Alphen, Netherlands. 15
August. T.E. Lawrence wrote, “In fifty words: granted mobility, security (in
the form of denying targets to the enemy, time and doctrine (the idea to
convert every subject to friendliness), victory will rest with the insurgents,
for the algebraic factors in the end are decisive, and against then perfection
of means and spirit struggle quite in vain”.
Western leaders should
heed Lawrence’s words but not in the way they may think. Seared by failure in Afghanistan and Iraq,
paralysed by the situation in both Syria and Ukraine the West has retreated
into politics at the expense of considered strategy. Indeed, having understood that the threats
they face from across the great belt of insecurity require a big, long-term
strategy it is as though having batted badly in the first inning they have
decided to leave the field to the opponent.
Indeed, uncertain what
to do political leaders across the West have retreated into a series of military/humanitarian
sound-bites ignoring some catastrophes, focusing on others on the grounds that they
can at least do something. In Britain
these days it is not the government that runs British foreign and security policy,
but BBC Television News.
And yet what is
happening to Europe’s east and in the Middle East is forced change by opponents
with potentially catastrophic consequences for the West. Indeed, far from being the exception to the
twenty-first century rule such conflict is fast becoming one of its defining
features.
British strategist
Basil Liddell Hart wrote in the 1930s that, “In Strategy the longest way around is often the shortest way
there. A direct approach to the object exhausts the attacker and hardens the
resistance by compression, where as an indirect approach loosens the defender's
hold by upsetting his balance”.
The Russians in their crafting of a ‘new’ doctrine of ambiguous warfare
are in fact simply applying Liddell Hart’s dictum. The way for the Western leaders to out-manoeuvre
Russian ambitions in Eastern Ukraine is also (in fact) relatively simple. They must up the Russian ante by offering a
better future for ALL Ukrainians if they remain Ukrainian. Make the costs of ambiguity too high for
President Putin and he will seek a face-saving solution to extricate himself
from bad strategy.
The
Middle East is of course more complex, as indeed it always is. My assertion some time ago that the entire Sykes-Picot
state structure is at risk has now become fact.

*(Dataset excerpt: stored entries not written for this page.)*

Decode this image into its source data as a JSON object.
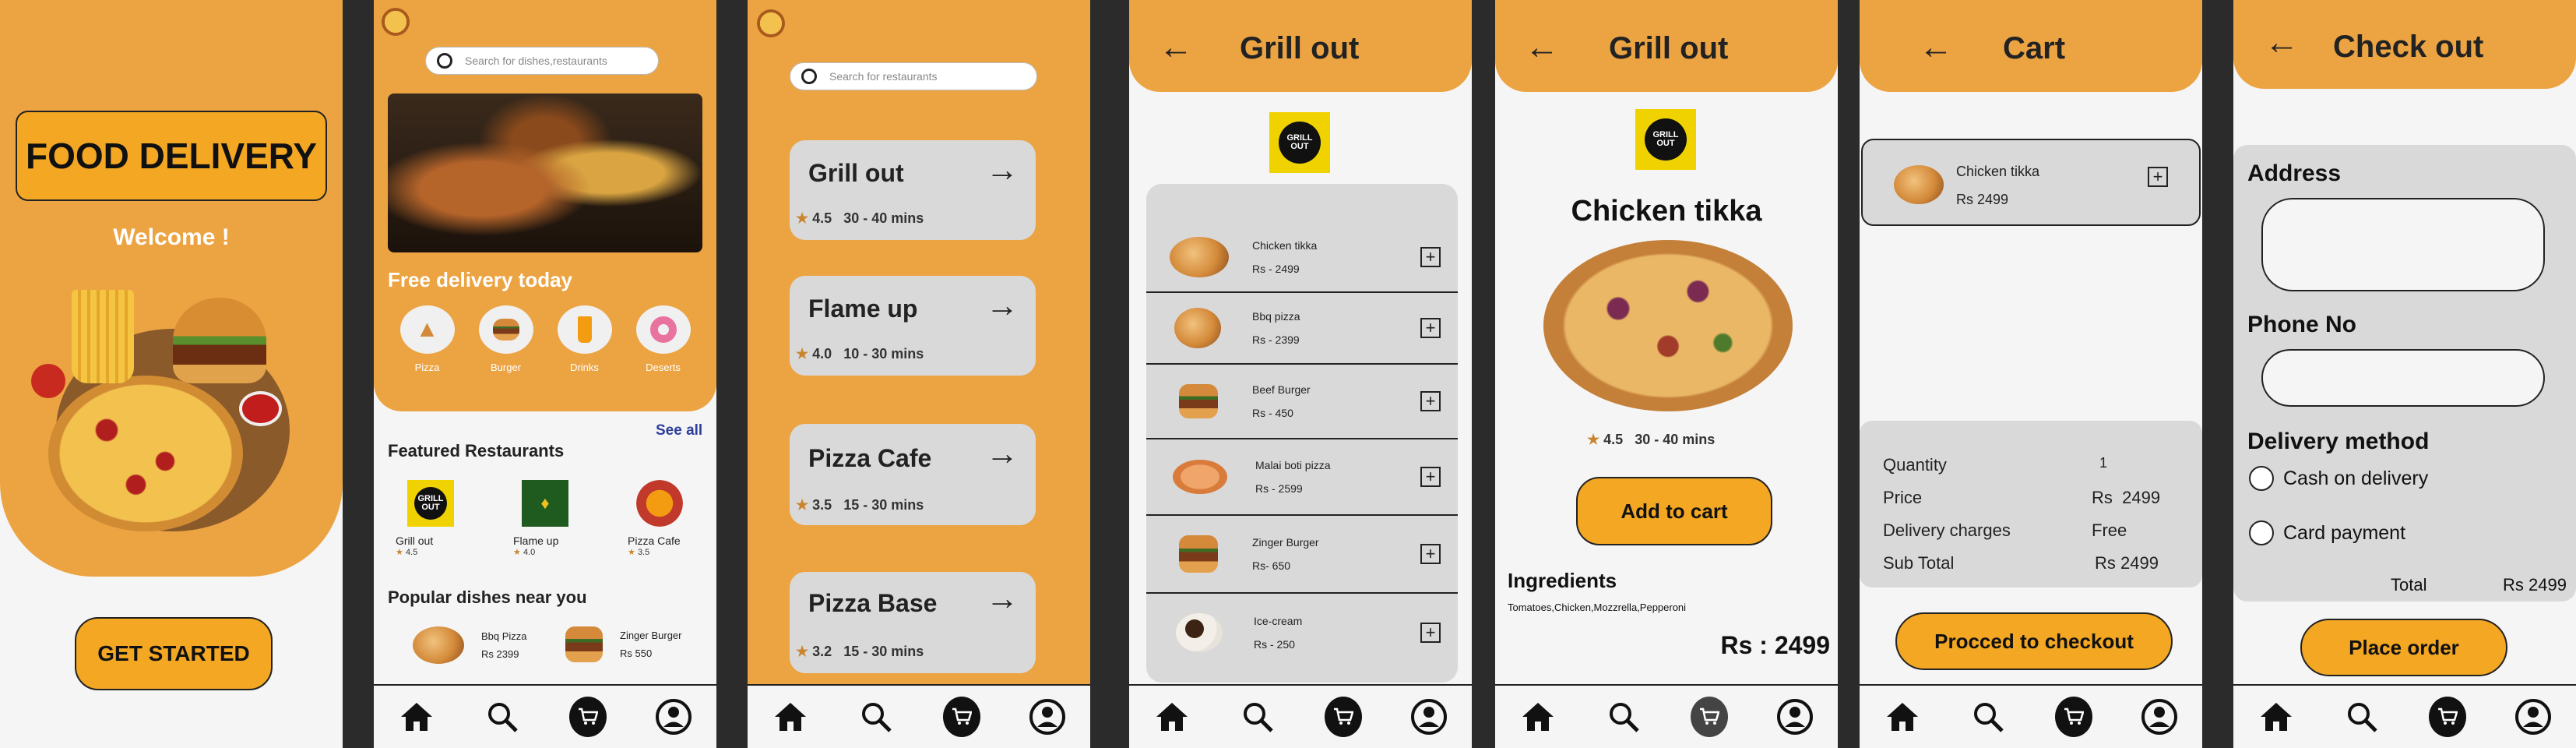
{
  "colors": {
    "accent": "#eca443",
    "button": "#f3a723",
    "card": "#d9d9d9",
    "star": "#c9852e",
    "bg": "#f5f5f5"
  },
  "welcome": {
    "title": "FOOD DELIVERY",
    "subtitle": "Welcome !",
    "cta": "GET STARTED"
  },
  "home": {
    "search_placeholder": "Search for dishes,restaurants",
    "free_delivery": "Free delivery today",
    "categories": [
      "Pizza",
      "Burger",
      "Drinks",
      "Deserts"
    ],
    "featured_title": "Featured Restaurants",
    "see_all": "See all",
    "restaurants": [
      {
        "name": "Grill out",
        "rating": "4.5",
        "logo": "GRILL OUT"
      },
      {
        "name": "Flame up",
        "rating": "4.0",
        "logo": ""
      },
      {
        "name": "Pizza Cafe",
        "rating": "3.5",
        "logo": ""
      }
    ],
    "popular_title": "Popular dishes near you",
    "popular": [
      {
        "name": "Bbq Pizza",
        "price": "Rs 2399"
      },
      {
        "name": "Zinger Burger",
        "price": "Rs 550"
      }
    ]
  },
  "restaurants": {
    "search_placeholder": "Search for restaurants",
    "items": [
      {
        "name": "Grill out",
        "rating": "4.5",
        "time": "30 - 40  mins"
      },
      {
        "name": "Flame up",
        "rating": "4.0",
        "time": "10 - 30  mins"
      },
      {
        "name": "Pizza Cafe",
        "rating": "3.5",
        "time": "15 - 30  mins"
      },
      {
        "name": "Pizza Base",
        "rating": "3.2",
        "time": "15 - 30  mins"
      }
    ]
  },
  "menu": {
    "title": "Grill out",
    "logo": "GRILL OUT",
    "items": [
      {
        "name": "Chicken tikka",
        "price": "Rs - 2499"
      },
      {
        "name": "Bbq pizza",
        "price": "Rs - 2399"
      },
      {
        "name": "Beef Burger",
        "price": "Rs - 450"
      },
      {
        "name": "Malai boti pizza",
        "price": "Rs - 2599"
      },
      {
        "name": "Zinger Burger",
        "price": "Rs- 650"
      },
      {
        "name": "Ice-cream",
        "price": "Rs - 250"
      }
    ]
  },
  "detail": {
    "title": "Grill out",
    "logo": "GRILL OUT",
    "dish": "Chicken tikka",
    "rating": "4.5",
    "time": "30 - 40  mins",
    "add_to_cart": "Add to cart",
    "ingredients_title": "Ingredients",
    "ingredients": "Tomatoes,Chicken,Mozzrella,Pepperoni",
    "price": "Rs : 2499"
  },
  "cart": {
    "title": "Cart",
    "item": {
      "name": "Chicken tikka",
      "price": "Rs 2499"
    },
    "summary": [
      {
        "label": "Quantity",
        "value": "1"
      },
      {
        "label": "Price",
        "value": "Rs  2499"
      },
      {
        "label": "Delivery charges",
        "value": "Free"
      },
      {
        "label": "Sub Total",
        "value": "Rs 2499"
      }
    ],
    "checkout": "Procced to checkout"
  },
  "checkout": {
    "title": "Check out",
    "address_label": "Address",
    "phone_label": "Phone No",
    "delivery_label": "Delivery method",
    "options": [
      "Cash on delivery",
      "Card payment"
    ],
    "total_label": "Total",
    "total_value": "Rs 2499",
    "place_order": "Place order"
  }
}
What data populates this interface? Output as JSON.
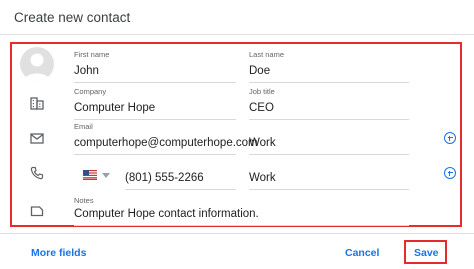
{
  "dialog": {
    "title": "Create new contact"
  },
  "fields": {
    "first_name": {
      "label": "First name",
      "value": "John"
    },
    "last_name": {
      "label": "Last name",
      "value": "Doe"
    },
    "company": {
      "label": "Company",
      "value": "Computer Hope"
    },
    "job_title": {
      "label": "Job title",
      "value": "CEO"
    },
    "email": {
      "label": "Email",
      "value": "computerhope@computerhope.com",
      "type": "Work"
    },
    "phone": {
      "country": "US",
      "value": "(801) 555-2266",
      "type": "Work"
    },
    "notes": {
      "label": "Notes",
      "value": "Computer Hope contact information."
    }
  },
  "footer": {
    "more_fields": "More fields",
    "cancel": "Cancel",
    "save": "Save"
  },
  "colors": {
    "accent": "#1a73e8",
    "highlight": "#e52b2b"
  }
}
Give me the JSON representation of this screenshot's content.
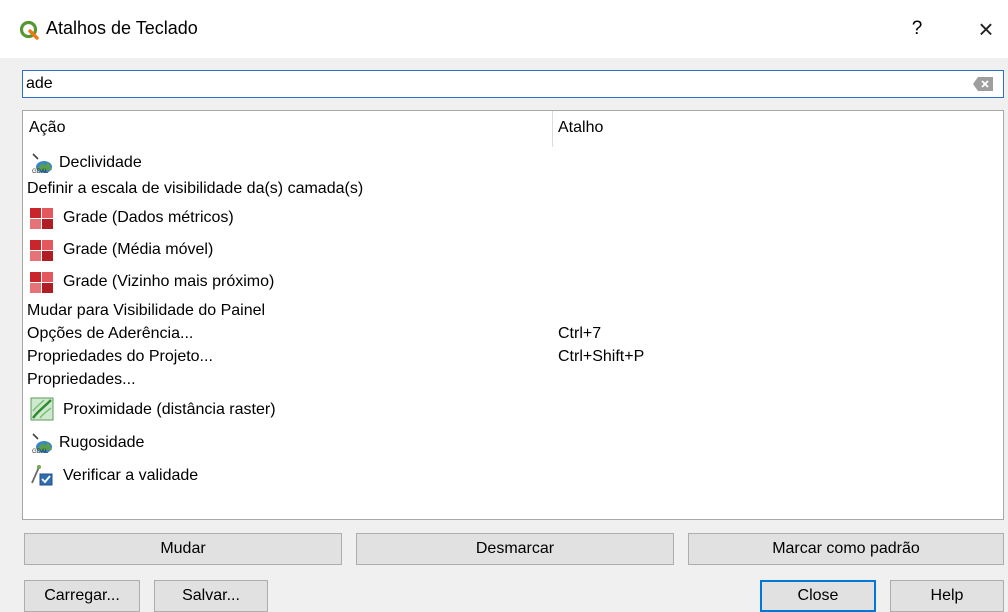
{
  "window": {
    "title": "Atalhos de Teclado",
    "help_label": "?",
    "close_glyph": "×"
  },
  "search": {
    "value": "ade",
    "clear_icon": "clear-text-icon"
  },
  "table": {
    "headers": {
      "action": "Ação",
      "shortcut": "Atalho"
    },
    "rows": [
      {
        "label": "Declividade",
        "shortcut": "",
        "icon": "terrain-slope-icon"
      },
      {
        "label": "Definir a escala de visibilidade da(s) camada(s)",
        "shortcut": "",
        "icon": ""
      },
      {
        "label": "Grade (Dados métricos)",
        "shortcut": "",
        "icon": "grid-raster-icon"
      },
      {
        "label": "Grade (Média móvel)",
        "shortcut": "",
        "icon": "grid-raster-icon"
      },
      {
        "label": "Grade (Vizinho mais próximo)",
        "shortcut": "",
        "icon": "grid-raster-icon"
      },
      {
        "label": "Mudar para Visibilidade do Painel",
        "shortcut": "",
        "icon": ""
      },
      {
        "label": "Opções de Aderência...",
        "shortcut": "Ctrl+7",
        "icon": ""
      },
      {
        "label": "Propriedades do Projeto...",
        "shortcut": "Ctrl+Shift+P",
        "icon": ""
      },
      {
        "label": "Propriedades...",
        "shortcut": "",
        "icon": ""
      },
      {
        "label": "Proximidade (distância raster)",
        "shortcut": "",
        "icon": "proximity-raster-icon"
      },
      {
        "label": "Rugosidade",
        "shortcut": "",
        "icon": "terrain-roughness-icon"
      },
      {
        "label": "Verificar a validade",
        "shortcut": "",
        "icon": "check-validity-icon"
      }
    ]
  },
  "buttons": {
    "change": "Mudar",
    "clear": "Desmarcar",
    "set_default": "Marcar como padrão",
    "load": "Carregar...",
    "save": "Salvar...",
    "close": "Close",
    "help": "Help"
  },
  "colors": {
    "accent": "#0078d7",
    "search_border": "#2b6fc9",
    "qgis_green": "#589632"
  }
}
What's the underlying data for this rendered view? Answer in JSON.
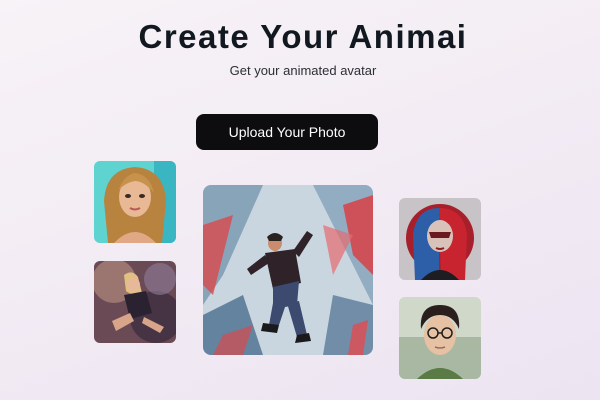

Indeed, what the Islamists of Islamic State/ISIS have successfully
achieved is to create a sense that they are unstoppable. They have been allowed to get away with this partly
because politically-correct Western leaders worried about offending minorities
somehow accept that the Western action over the past decade was implicitly
a form of colonialism/ imperialism. They
selected the aim and then abandoned it and now want to keep the threat at
strategic distance by either appeasing it, ignoring it or both.
And yet
what is happening in the Middle East is acutely important. Faced with such circumstances ‘strategy’ should mean a collective
ability to see the very big picture of this very big picture conflict. However, contemporary Western
strategically-illiterate political leaders seem unable to do that. At the very least Western leaders should and must
challenge the two assumptions upon which this grand insurgency is
established. Firstly, that the majority
of people in the Middle East actually want a Caliphate and the return to
medievalism that it entails. Secondly,
that in this struggle between the state and the anti-state the state is somehow
a doomed anachronism.
Of
course, direct engagement of the Islamists by booted and suited Western troops
would give Islamic State/ISIS exactly what they want. It would be presented as a form of anti-imperialist
legitimacy of the kind (not without irony) that Lawrence turned against the
Turks during World War One - hence the need for the indirect approach.
The
problem with Western leaders is that because they routinely put 'no significant military
action too close to an election' politics before strategy they have lost the
will, the patience and the statecraft to deal with complexity. And yet if the West is to re-generate
twenty-first century grand strategy - the pursuit of large ends via large means
– it is precisely statecraft and a new approach to dealing with complexity that
they need. Indeed, complexity is the
very stuff of international relations.
Therefore,
the West must generate its own form of ambiguous warfare by turning the
insurgency against itself. This means in
the first instance properly supporting groups such as the Kurds who can help
stop the advance of Islamic State/ISIS. Over
the medium to long term diplomacy, aid, development and above all consistency
will be central to any such strategy with a particular aim of renovating the
idea of the legitimate state in the Middle East and helping to ease the many
grievances the Islamists exploit. And,
from time to time direct military expeditionary intervention will also be
needed and Europeans in particular must pay heed to the need for such military
capabilities.
The
indirect approach works because as a strategy it implies not just that the ends
are political but also the ways and means.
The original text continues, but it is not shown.